The rooms, sometimes called isolation rooms or sensory rooms, are used in schools throughout Iowa to calm students down, including Davenport. They're sometimes used for special needs children and to prevent students from causing injury to themselves and others.

"We're trying to find out how big the problem is," Sen. Grassley said. "So we're asking for this study. And after the study is done, then we'll decide whether some action needs to be taken."

Last year, the Iowa Department of Education found the Iowa City School District used seclusion rooms inappropriately, sometimes as a punishment.

"There's some information coming that seems to be the overuse of it," Grassley said. "And we obviously know that some schools have been doing that. And they're probably doing it within the law."

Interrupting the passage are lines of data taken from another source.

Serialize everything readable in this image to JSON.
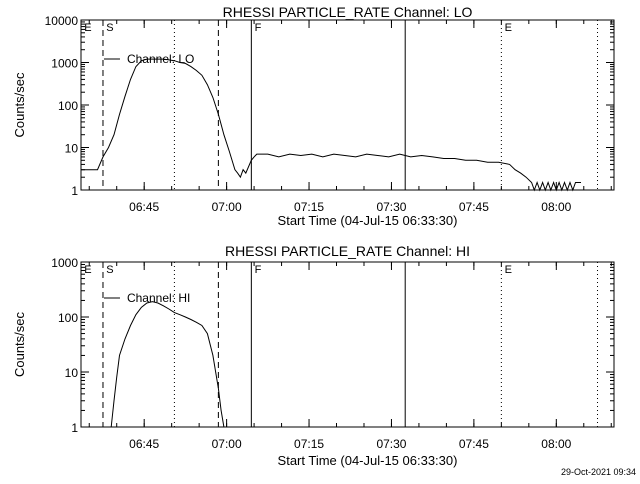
{
  "chart_data": [
    {
      "type": "line",
      "title": "RHESSI PARTICLE_RATE Channel: LO",
      "xlabel": "Start Time (04-Jul-15 06:33:30)",
      "ylabel": "Counts/sec",
      "yscale": "log",
      "ylim": [
        1,
        10000
      ],
      "ytick_labels": [
        "1",
        "10",
        "100",
        "1000",
        "10000"
      ],
      "xlim_minutes": [
        0,
        97
      ],
      "xtick_labels": [
        "06:45",
        "07:00",
        "07:15",
        "07:30",
        "07:45",
        "08:00"
      ],
      "legend": "Channel: LO",
      "series": [
        {
          "name": "Channel: LO",
          "points": [
            [
              0,
              3
            ],
            [
              2,
              3
            ],
            [
              3,
              3
            ],
            [
              4,
              6
            ],
            [
              5,
              10
            ],
            [
              6,
              20
            ],
            [
              7,
              60
            ],
            [
              8,
              160
            ],
            [
              9,
              400
            ],
            [
              10,
              800
            ],
            [
              11,
              1100
            ],
            [
              12,
              1200
            ],
            [
              13,
              1200
            ],
            [
              14,
              1200
            ],
            [
              15,
              1200
            ],
            [
              16,
              1150
            ],
            [
              17,
              1100
            ],
            [
              18,
              1000
            ],
            [
              19,
              950
            ],
            [
              20,
              800
            ],
            [
              21,
              650
            ],
            [
              22,
              500
            ],
            [
              23,
              300
            ],
            [
              24,
              150
            ],
            [
              25,
              60
            ],
            [
              26,
              20
            ],
            [
              27,
              8
            ],
            [
              28,
              3
            ],
            [
              28.5,
              2.5
            ],
            [
              29,
              2
            ],
            [
              29.5,
              3
            ],
            [
              30,
              2.5
            ],
            [
              31,
              5
            ],
            [
              31.5,
              6
            ],
            [
              32,
              7
            ],
            [
              34,
              7
            ],
            [
              36,
              6
            ],
            [
              38,
              7
            ],
            [
              40,
              6.5
            ],
            [
              42,
              7
            ],
            [
              44,
              6
            ],
            [
              46,
              7
            ],
            [
              48,
              6.5
            ],
            [
              50,
              6
            ],
            [
              52,
              7
            ],
            [
              54,
              6.5
            ],
            [
              56,
              6
            ],
            [
              58,
              7
            ],
            [
              60,
              6
            ],
            [
              62,
              6.5
            ],
            [
              64,
              6
            ],
            [
              66,
              5.5
            ],
            [
              68,
              5.5
            ],
            [
              70,
              5
            ],
            [
              72,
              5
            ],
            [
              74,
              4.5
            ],
            [
              76,
              4.5
            ],
            [
              78,
              4
            ],
            [
              79,
              3
            ],
            [
              80,
              2.5
            ],
            [
              81,
              2
            ],
            [
              82,
              1.5
            ],
            [
              82.5,
              1
            ],
            [
              83,
              1.5
            ],
            [
              83.5,
              1
            ],
            [
              84,
              1.5
            ],
            [
              84.5,
              1
            ],
            [
              85,
              1.5
            ],
            [
              85.5,
              1
            ],
            [
              86,
              1.5
            ],
            [
              86.5,
              1
            ],
            [
              87,
              1.5
            ],
            [
              87.5,
              1
            ],
            [
              88,
              1.5
            ],
            [
              88.5,
              1
            ],
            [
              89,
              1.5
            ],
            [
              89.5,
              1
            ],
            [
              90,
              1.5
            ],
            [
              91,
              1.5
            ]
          ]
        }
      ]
    },
    {
      "type": "line",
      "title": "RHESSI PARTICLE_RATE Channel: HI",
      "xlabel": "Start Time (04-Jul-15 06:33:30)",
      "ylabel": "Counts/sec",
      "yscale": "log",
      "ylim": [
        1,
        1000
      ],
      "ytick_labels": [
        "1",
        "10",
        "100",
        "1000"
      ],
      "xlim_minutes": [
        0,
        97
      ],
      "xtick_labels": [
        "06:45",
        "07:00",
        "07:15",
        "07:30",
        "07:45",
        "08:00"
      ],
      "legend": "Channel: HI",
      "series": [
        {
          "name": "Channel: HI",
          "points": [
            [
              5.5,
              1
            ],
            [
              6,
              3
            ],
            [
              6.5,
              8
            ],
            [
              7,
              20
            ],
            [
              8,
              40
            ],
            [
              9,
              70
            ],
            [
              10,
              110
            ],
            [
              11,
              150
            ],
            [
              12,
              180
            ],
            [
              13,
              190
            ],
            [
              14,
              180
            ],
            [
              15,
              160
            ],
            [
              16,
              140
            ],
            [
              17,
              120
            ],
            [
              18,
              110
            ],
            [
              19,
              100
            ],
            [
              20,
              90
            ],
            [
              21,
              80
            ],
            [
              22,
              70
            ],
            [
              23,
              50
            ],
            [
              24,
              20
            ],
            [
              25,
              5
            ],
            [
              25.5,
              2
            ],
            [
              26,
              1
            ]
          ]
        }
      ]
    }
  ],
  "markers": {
    "event_letters": [
      "E",
      "S",
      "F",
      "E"
    ],
    "dashed_minutes": [
      4,
      25
    ],
    "dotted_minutes": [
      17,
      76.5,
      94
    ],
    "solid_minutes": [
      31,
      59
    ],
    "s_minute": 4,
    "f_minute": 31,
    "e_minute": 76.5
  },
  "footer": {
    "timestamp": "29-Oct-2021 09:34"
  }
}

The investigation would be conducted by the U.S. Inspector General and U.S. Department of Education.

Sen. Grassley, along with Iowa Senator Joni Ernst, made the call for an investigation last month.

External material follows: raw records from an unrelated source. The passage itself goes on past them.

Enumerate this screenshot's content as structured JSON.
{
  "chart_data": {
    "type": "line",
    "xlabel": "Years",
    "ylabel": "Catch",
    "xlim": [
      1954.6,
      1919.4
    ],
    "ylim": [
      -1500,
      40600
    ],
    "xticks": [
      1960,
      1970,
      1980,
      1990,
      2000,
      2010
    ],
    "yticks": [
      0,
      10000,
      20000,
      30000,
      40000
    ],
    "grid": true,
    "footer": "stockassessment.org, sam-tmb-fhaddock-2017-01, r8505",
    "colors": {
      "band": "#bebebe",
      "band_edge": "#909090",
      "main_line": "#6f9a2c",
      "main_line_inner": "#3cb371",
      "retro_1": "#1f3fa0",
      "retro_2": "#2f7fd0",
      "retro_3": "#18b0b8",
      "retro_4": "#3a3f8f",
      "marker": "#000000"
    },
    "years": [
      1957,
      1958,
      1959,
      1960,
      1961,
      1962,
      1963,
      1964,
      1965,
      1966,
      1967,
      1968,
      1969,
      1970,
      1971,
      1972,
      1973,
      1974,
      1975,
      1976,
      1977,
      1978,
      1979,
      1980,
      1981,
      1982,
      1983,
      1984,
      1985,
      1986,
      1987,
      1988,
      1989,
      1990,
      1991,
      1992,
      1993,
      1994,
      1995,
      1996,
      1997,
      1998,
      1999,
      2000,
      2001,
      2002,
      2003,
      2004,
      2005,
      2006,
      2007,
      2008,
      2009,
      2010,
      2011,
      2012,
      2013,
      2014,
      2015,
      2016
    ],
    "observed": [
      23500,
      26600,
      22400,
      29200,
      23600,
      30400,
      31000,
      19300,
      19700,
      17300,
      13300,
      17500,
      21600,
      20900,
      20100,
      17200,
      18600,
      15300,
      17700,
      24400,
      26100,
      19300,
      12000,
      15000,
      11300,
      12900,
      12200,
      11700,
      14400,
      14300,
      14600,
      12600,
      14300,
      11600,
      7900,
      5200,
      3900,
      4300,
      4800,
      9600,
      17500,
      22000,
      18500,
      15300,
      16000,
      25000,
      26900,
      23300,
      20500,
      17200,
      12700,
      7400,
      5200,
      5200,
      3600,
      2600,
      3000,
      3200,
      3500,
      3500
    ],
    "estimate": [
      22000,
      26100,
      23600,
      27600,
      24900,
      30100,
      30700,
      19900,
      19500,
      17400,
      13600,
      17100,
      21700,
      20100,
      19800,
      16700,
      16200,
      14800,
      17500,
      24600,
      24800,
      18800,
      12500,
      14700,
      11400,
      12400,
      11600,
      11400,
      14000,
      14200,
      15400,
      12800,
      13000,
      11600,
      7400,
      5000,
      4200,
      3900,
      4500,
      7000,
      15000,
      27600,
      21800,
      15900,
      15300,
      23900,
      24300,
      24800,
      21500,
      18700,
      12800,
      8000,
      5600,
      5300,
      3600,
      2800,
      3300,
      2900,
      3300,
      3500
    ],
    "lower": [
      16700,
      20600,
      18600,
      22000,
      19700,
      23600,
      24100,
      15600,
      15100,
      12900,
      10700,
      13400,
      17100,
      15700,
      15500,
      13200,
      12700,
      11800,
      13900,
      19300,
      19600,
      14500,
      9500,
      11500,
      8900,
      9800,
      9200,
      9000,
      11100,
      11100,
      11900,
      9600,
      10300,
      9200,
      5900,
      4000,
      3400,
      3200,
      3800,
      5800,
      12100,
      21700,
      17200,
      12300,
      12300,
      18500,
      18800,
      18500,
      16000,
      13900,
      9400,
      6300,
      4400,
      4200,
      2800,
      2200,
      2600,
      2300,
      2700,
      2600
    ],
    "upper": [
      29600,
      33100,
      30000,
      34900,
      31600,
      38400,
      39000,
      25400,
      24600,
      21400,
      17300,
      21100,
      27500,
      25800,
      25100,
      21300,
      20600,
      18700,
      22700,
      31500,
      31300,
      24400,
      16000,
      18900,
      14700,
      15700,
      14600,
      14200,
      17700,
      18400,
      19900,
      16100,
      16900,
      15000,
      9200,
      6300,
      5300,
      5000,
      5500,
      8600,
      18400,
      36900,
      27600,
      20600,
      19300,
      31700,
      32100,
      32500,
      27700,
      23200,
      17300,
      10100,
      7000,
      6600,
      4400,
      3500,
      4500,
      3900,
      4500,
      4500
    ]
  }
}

Sen. Grassley said even if the investigation finds something wrong, it would likely be up to schools and the state to make a change.

"I'm not sure I'm going to look for a congressional response to it," Grassley said. "But I think maybe transparency will bring more accountability by local schools and states, and maybe make sure that there's more disciplined use of these solitude areas."

While both Senators from Iowa have called for this investigation, Iowa U.S. Congressman Dave Loebsack has called for an end to seclusion rooms altogether.